The symptoms of the two conditions can be similar, causing an immune system reaction and inflammation in the small intestine. The symptoms are also similar to those of Irritable Bowel Syndrome (IBS), and some people may have both conditions.
If you think you have a gluten intolerance, it is important to talk to a doctor and get tested. You could be struggling with Celiac without knowing it. Diagnosing Celiac from symptoms alone is almost impossible, since it expresses itself differently in almost everyone. There are over 300 known symptoms. Some of the most common symptoms include:
- Iron deficiency
- Bone or joint pain
- Bone loss
- Tingling or numbness in hands and feet
- Depression and anxiety
- Canker sores in the mouth
- Repeated miscarriages or infertility
- Dermatitis herpetiformis, a type of skin rash
Because of all the variation, the only way to diagnose Celiac is through testing. Blood tests looking for specific antibodies found in people with the disease are conducted. If you test positive, a biopsy of your small intestine will be taken to confirm the results. If you don’t have signs of the disease, you do not need to continue with a gluten-free diet.

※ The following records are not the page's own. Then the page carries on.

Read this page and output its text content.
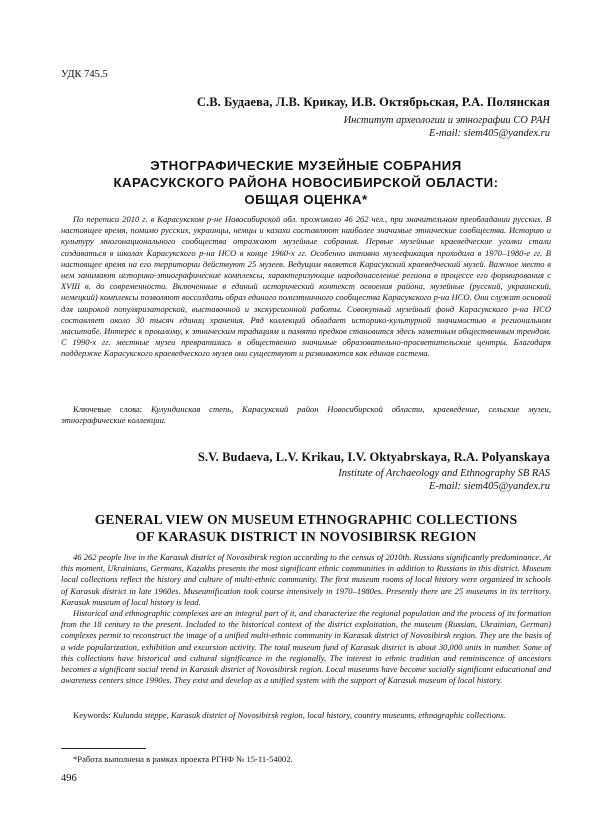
УДК 745.5
С.В. Будаева, Л.В. Крикау, И.В. Октябрьская, Р.А. Полянская
Институт археологии и этнографии СО РАН
E-mail: siem405@yandex.ru
ЭТНОГРАФИЧЕСКИЕ МУЗЕЙНЫЕ СОБРАНИЯ
КАРАСУКСКОГО РАЙОНА НОВОСИБИРСКОЙ ОБЛАСТИ:
ОБЩАЯ ОЦЕНКА*

По переписи 2010 г. в Карасукском р-не Новосибирской обл. проживало 46 262 чел., при значительном преобладании русских. В настоящее время, помимо русских, украинцы, немцы и казахи составляют наиболее значимые этнические сообщества. Историю и культуру многонационального сообщества отражают музейные собрания. Первые музейные краеведческие уголки стали создаваться в школах Карасукского р-на НСО в конце 1960-х гг. Особенно активно музеефикация проходила в 1970–1980-е гг. В настоящее время на его территории действуют 25 музеев. Ведущим является Карасукский краеведческий музей. Важное место в нем занимают историко-этнографические комплексы, характеризующие народонаселение региона в процессе его формирования с XVIII в. до современности. Включенные в единый исторический контекст освоения района, музейные (русский, украинский, немецкий) комплексы позволяют воссоздать образ единого полиэтничного сообщества Карасукского р-на НСО. Они служат основой для широкой популяризаторской, выставочной и экскурсионной работы. Совокупный музейный фонд Карасукского р-на НСО составляет около 30 тысяч единиц хранения. Ряд коллекций обладает историко-культурной значимостью в региональном масштабе. Интерес к прошлому, к этническим традициям и памяти предков становится здесь заметным общественным трендом. С 1990-х гг. местные музеи превратились в общественно значимые образовательно-просветительские центры. Благодаря поддержке Карасукского краеведческого музея они существуют и развиваются как единая система.

Ключевые слова: Кулундинская степь, Карасукский район Новосибирской области, краеведение, сельские музеи, этнографические коллекции.

S.V. Budaeva, L.V. Krikau, I.V. Oktyabrskaya, R.A. Polyanskaya
Institute of Archaeology and Ethnography SB RAS
E-mail: siem405@yandex.ru
GENERAL VIEW ON MUSEUM ETHNOGRAPHIC COLLECTIONS
OF KARASUK DISTRICT IN NOVOSIBIRSK REGION

46 262 people live in the Karasuk district of Novosibirsk region according to the census of 2010th. Russians significantly predominance. At this moment, Ukrainians, Germans, Kazakhs presents the most significant ethnic communities in addition to Russians in this district. Museum local collections reflect the history and culture of multi-ethnic community. The first museum rooms of local history were organized in schools of Karasuk district in late 1960es. Museumification took course intensively in 1970–1980es. Presently there are 25 museums in its territory. Karasuk museum of local history is lead.

Historical and ethnographic complexes are an integral part of it, and characterize the regional population and the process of its formation from the 18 century to the present. Included to the historical context of the district exploitation, the museum (Russian, Ukrainian, German) complexes permit to reconstruct the image of a unified multi-ethnic community in Karasuk district of Novosibirsk region. They are the basis of a wide popularization, exhibition and excursion activity. The total museum fund of Karasuk district is about 30,000 units in number. Some of this collections have historical and cultural significance in the regionally. The interest in ethnic tradition and reminiscence of ancestors becomes a significant social trend in Karasuk district of Novosibirsk region. Local museums have become socially significant educational and awareness centers since 1990es. They exist and develop as a unified system with the support of Karasuk museum of local history.

Keywords: Kulunda steppe, Karasuk district of Novosibirsk region, local history, country museums, ethnographic collections.

*Работа выполнена в рамках проекта РГНФ № 15-11-54002.
496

It is never a good idea to make a big change to your diet or habits without talking to a medical professional. Unless you are sure that avoiding gluten is necessary due to a true health concern, following this lifestyle is nothing more than a fad. Rendering this health concern into a trend can put people with Celiac in danger, as people may not adhere as strictly as they need, or their concerns may be ignored, putting them in danger whenever they eat something prepared by someone else.